Hidden Accounting Secrets for Small Businesses
Keeping your accounts up to date takes organization and planning. These two fundamental pillars will facilitate your work and allow you to reduce costs, saving time and money.
In addition to taking this into account, understanding some aspects of basic accounting is essential to ensure the viability and smooth operation of your business.
Get rid of the paper
The Bench app automatically pulls data from my bank account, so my accountants can see what was going on without me having to download statements and send them. But one task was still time-consuming: scanning receipts.

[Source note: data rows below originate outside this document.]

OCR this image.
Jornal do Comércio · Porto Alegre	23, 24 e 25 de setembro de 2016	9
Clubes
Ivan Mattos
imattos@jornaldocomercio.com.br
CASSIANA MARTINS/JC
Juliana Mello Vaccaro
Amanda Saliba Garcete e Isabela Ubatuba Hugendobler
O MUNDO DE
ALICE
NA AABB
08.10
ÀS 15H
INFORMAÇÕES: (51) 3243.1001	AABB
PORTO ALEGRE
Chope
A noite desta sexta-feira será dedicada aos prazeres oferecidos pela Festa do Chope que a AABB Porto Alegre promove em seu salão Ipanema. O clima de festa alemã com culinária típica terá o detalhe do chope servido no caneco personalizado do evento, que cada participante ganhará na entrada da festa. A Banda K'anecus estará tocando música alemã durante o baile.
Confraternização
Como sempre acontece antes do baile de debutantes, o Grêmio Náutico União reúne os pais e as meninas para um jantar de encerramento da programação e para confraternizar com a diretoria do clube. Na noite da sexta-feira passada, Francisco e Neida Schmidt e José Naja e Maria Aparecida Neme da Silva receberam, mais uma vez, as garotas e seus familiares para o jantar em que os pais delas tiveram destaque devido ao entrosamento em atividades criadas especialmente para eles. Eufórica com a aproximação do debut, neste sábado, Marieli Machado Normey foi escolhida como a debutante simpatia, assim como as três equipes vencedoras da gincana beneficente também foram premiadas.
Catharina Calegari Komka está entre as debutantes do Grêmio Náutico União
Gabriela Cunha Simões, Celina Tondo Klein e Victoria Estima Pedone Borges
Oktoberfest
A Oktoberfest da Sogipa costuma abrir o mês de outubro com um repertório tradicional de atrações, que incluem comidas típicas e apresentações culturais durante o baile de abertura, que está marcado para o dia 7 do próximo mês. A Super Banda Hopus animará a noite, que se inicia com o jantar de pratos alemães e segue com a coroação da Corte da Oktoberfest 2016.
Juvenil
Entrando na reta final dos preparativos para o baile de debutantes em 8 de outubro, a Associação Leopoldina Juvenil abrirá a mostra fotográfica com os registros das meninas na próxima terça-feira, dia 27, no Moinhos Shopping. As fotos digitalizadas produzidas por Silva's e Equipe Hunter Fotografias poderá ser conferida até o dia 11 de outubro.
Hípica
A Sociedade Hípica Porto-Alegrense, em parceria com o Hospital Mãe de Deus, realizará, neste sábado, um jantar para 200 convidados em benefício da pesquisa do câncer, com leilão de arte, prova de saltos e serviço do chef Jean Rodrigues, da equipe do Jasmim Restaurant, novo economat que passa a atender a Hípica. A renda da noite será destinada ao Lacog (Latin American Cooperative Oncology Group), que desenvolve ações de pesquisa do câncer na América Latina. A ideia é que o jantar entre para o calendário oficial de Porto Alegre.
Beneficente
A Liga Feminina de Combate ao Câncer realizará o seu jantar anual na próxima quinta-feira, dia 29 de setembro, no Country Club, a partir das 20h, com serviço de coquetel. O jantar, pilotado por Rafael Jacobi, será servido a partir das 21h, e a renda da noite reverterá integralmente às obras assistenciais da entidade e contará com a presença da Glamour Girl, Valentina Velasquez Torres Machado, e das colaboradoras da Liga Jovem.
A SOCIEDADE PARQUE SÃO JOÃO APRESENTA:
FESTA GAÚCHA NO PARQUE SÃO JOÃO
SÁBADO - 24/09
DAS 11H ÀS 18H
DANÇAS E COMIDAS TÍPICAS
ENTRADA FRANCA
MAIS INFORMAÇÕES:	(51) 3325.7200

Bench provides you with a team of bookkeepers who do all the accounting for you. They automatically import transactions, categorize them and prepare monthly financial statements for you. You can track your finances and communicate with your team through the Bench app and they even file your taxes for you at the end of the year.
Automate your business
In case you don’t know, you have to choose between the cash or accrual method of accounting. In cash, you only recognize revenue when you receive it, such as when you deposit the check into your account. On an accrual basis, you recognize revenue when it is earned, for example, after you complete a project and write an invoice. I was using the cash method of payment, which meant I needed to be chasing down late bills or payments. The process of finding the data was not only time-consuming, but also annoying as it could cause friction with customers.
If you’re a small business owner or entrepreneur, you have three accounting options: software, a traditional accountant, and online accountants, each with their own strengths and weaknesses.
- Accounting software costs $9-$70 per month, but it has a high time cost, little personal support, and is subject to potential errors.
- Traditional bookkeepers will charge you between $20 and $40 per hour and will protect you from mistakes. With any bookkeeper, you should be prepared to spend a couple of hours every month, in case they need more information before categorizing transactions, or if you need to hand over hard copies of transaction records. And if your bookkeeper is juggling a lot of clients, expect a lag in communication, especially during tax season.
- Online bookkeepers will set you back from $119 per month and you should expect to spend less than an hour per month sorting through transactions.
And last but not least, with a confident understanding of your books, you’ll be prepared to make sound financial decisions on behalf of your SME or small business.
On the other hand, if you don’t have time to learn and have other challenges to meet, you can outsource your bookkeeping to an outside professional.
However, it is important that you know the terminology and how operations work to at least estimate if your business is on the right track.